In my opinion, in order for jazz to be vibrant and to continue to grow, it is actually crucial that people reflect in their expression innovation; personal expression; that people not be afraid to try something new. Jazz is about innovation. Yes, it's about tradition, too, but as some have said, "the only tradition in jazz is innovation" - ie. you must build upon the past, or the music perishes. And yes, if one is honest in one's expression; if one reflects one's own life experiences to create a personal music, then some will find it "avant-garde", or, conversely, perhaps "commercial", or many of the other generalized dismissives often hurled at any form of jazz-related expression not related to the more narrow definition of jazz with a capital "J". But is this any different than what Monk went through, when he first emerged, with his music? Or Ornette Coleman? Or Miles? Or Coltrane?

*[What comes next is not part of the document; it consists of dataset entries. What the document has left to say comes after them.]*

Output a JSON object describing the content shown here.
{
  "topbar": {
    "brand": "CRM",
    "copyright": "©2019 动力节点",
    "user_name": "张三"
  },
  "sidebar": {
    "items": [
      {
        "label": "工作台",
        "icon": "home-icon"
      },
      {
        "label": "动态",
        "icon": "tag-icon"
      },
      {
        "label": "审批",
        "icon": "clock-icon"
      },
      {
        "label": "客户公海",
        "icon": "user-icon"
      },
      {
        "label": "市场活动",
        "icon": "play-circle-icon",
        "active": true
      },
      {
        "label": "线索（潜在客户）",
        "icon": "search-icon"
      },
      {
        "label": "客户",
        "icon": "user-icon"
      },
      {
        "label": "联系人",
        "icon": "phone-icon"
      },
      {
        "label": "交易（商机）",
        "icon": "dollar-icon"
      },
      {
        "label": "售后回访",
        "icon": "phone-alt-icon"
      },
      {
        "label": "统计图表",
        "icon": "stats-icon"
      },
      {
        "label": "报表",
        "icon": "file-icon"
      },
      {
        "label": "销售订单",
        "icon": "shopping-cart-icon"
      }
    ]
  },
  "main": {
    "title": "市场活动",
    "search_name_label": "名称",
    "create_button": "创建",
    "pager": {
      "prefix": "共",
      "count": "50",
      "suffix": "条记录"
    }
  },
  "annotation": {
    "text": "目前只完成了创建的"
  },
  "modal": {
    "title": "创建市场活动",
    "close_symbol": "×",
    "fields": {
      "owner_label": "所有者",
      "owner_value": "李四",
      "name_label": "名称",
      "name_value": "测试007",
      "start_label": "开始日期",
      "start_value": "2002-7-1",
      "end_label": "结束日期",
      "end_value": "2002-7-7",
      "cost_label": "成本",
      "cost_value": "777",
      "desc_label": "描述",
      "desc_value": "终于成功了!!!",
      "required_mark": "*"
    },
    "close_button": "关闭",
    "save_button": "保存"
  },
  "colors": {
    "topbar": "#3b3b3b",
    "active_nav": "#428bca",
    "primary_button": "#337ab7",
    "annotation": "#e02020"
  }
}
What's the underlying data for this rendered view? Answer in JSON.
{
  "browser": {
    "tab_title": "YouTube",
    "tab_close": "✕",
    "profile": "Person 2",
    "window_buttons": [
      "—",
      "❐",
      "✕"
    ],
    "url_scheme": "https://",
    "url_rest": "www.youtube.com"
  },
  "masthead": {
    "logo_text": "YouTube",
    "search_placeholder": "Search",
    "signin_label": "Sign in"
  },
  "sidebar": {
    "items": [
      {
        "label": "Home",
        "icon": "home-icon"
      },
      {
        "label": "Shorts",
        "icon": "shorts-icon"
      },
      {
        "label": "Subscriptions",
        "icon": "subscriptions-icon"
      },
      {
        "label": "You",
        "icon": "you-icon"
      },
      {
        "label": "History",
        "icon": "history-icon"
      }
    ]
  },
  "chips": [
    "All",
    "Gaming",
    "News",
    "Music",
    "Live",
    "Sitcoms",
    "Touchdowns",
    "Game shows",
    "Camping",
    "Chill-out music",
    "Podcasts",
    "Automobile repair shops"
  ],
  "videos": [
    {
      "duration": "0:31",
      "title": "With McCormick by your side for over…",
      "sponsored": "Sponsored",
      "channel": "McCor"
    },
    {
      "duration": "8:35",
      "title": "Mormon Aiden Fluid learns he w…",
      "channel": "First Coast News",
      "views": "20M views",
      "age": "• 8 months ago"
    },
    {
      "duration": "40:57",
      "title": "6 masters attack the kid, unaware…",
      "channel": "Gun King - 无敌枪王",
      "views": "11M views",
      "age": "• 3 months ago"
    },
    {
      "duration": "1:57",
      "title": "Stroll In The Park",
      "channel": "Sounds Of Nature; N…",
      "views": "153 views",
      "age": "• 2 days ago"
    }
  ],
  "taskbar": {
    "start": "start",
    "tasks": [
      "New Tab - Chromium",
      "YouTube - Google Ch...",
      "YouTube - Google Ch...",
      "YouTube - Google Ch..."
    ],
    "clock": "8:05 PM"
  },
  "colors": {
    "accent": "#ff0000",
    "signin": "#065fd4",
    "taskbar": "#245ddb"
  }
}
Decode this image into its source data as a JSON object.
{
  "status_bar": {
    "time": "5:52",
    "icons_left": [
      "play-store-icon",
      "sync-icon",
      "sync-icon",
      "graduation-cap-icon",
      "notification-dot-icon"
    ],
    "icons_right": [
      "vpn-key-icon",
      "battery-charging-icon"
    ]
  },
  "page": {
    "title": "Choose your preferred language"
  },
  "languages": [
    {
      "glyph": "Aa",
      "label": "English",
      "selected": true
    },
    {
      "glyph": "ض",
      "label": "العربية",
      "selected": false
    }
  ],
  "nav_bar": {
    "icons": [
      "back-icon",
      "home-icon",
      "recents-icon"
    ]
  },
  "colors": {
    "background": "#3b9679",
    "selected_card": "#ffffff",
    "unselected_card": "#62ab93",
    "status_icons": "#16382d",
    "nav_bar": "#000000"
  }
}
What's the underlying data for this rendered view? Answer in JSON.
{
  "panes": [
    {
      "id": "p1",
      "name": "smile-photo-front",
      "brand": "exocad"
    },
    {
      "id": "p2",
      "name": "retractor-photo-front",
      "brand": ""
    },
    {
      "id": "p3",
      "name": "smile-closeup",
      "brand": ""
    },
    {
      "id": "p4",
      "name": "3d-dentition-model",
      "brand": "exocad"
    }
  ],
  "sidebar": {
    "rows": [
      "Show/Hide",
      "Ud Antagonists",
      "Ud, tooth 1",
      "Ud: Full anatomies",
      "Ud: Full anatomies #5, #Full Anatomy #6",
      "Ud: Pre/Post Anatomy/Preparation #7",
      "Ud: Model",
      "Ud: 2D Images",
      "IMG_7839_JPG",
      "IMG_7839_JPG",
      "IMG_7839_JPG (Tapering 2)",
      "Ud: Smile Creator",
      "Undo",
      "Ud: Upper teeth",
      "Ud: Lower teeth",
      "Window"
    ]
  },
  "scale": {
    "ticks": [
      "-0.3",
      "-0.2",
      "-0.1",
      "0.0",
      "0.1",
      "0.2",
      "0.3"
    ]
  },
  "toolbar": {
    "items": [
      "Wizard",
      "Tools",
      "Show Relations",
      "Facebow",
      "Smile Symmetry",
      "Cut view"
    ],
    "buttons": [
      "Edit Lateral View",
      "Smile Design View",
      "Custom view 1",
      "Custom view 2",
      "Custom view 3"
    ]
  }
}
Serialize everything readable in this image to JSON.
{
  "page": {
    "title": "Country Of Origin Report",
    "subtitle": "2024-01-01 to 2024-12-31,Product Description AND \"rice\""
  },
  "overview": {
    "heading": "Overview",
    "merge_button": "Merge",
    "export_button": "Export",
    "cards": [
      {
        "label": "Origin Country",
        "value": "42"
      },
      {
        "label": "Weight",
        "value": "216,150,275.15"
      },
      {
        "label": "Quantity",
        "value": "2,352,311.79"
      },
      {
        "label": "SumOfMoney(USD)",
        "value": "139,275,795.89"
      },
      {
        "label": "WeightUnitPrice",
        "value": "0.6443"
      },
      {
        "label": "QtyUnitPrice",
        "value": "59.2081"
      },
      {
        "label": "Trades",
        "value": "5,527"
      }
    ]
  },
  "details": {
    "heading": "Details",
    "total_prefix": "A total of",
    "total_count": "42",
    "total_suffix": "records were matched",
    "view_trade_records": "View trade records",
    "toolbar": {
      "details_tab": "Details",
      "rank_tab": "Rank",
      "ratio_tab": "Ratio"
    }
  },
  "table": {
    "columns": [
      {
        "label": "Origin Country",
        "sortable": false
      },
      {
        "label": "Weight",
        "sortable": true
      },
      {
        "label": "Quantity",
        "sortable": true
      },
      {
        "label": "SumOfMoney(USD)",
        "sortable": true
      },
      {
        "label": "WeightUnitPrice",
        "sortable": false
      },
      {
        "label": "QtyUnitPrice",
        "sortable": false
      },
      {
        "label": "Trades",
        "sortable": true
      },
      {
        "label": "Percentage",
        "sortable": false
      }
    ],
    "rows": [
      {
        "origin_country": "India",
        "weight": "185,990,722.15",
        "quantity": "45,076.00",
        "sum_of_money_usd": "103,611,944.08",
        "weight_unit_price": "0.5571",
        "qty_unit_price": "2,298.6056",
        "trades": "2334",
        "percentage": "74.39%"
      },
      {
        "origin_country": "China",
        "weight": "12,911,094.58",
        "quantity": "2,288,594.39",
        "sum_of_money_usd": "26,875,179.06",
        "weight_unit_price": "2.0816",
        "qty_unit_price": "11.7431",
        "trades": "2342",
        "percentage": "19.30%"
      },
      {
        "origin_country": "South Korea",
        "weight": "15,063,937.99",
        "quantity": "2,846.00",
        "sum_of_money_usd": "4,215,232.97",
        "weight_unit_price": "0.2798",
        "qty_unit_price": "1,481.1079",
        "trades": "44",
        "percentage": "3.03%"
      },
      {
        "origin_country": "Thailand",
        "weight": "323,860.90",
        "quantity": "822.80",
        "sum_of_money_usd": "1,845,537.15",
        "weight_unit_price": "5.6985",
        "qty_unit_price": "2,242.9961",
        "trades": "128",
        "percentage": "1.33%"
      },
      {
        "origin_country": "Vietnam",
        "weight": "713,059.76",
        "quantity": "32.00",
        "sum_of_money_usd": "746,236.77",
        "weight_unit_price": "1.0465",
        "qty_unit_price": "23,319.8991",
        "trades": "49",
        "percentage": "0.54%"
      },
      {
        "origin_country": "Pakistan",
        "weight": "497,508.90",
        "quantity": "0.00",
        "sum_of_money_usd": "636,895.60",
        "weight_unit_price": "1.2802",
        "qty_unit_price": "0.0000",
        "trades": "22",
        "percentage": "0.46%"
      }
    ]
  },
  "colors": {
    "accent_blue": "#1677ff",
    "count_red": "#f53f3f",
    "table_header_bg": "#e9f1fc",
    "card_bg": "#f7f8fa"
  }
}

It's safe to "legitimize" jazz by equating it with classical music - who, after all, can argue with a music proven by the ages to be great. But jazz ISN'T classical music. It's a living, breathing, art form. And people are needed out there that are courageous enough to forge new pathways, to push for the new; and to see how this relates to what has come before without, however, losing the "now".
Jazz on the Hudson is a small step, and I'm happy to be a small part of it.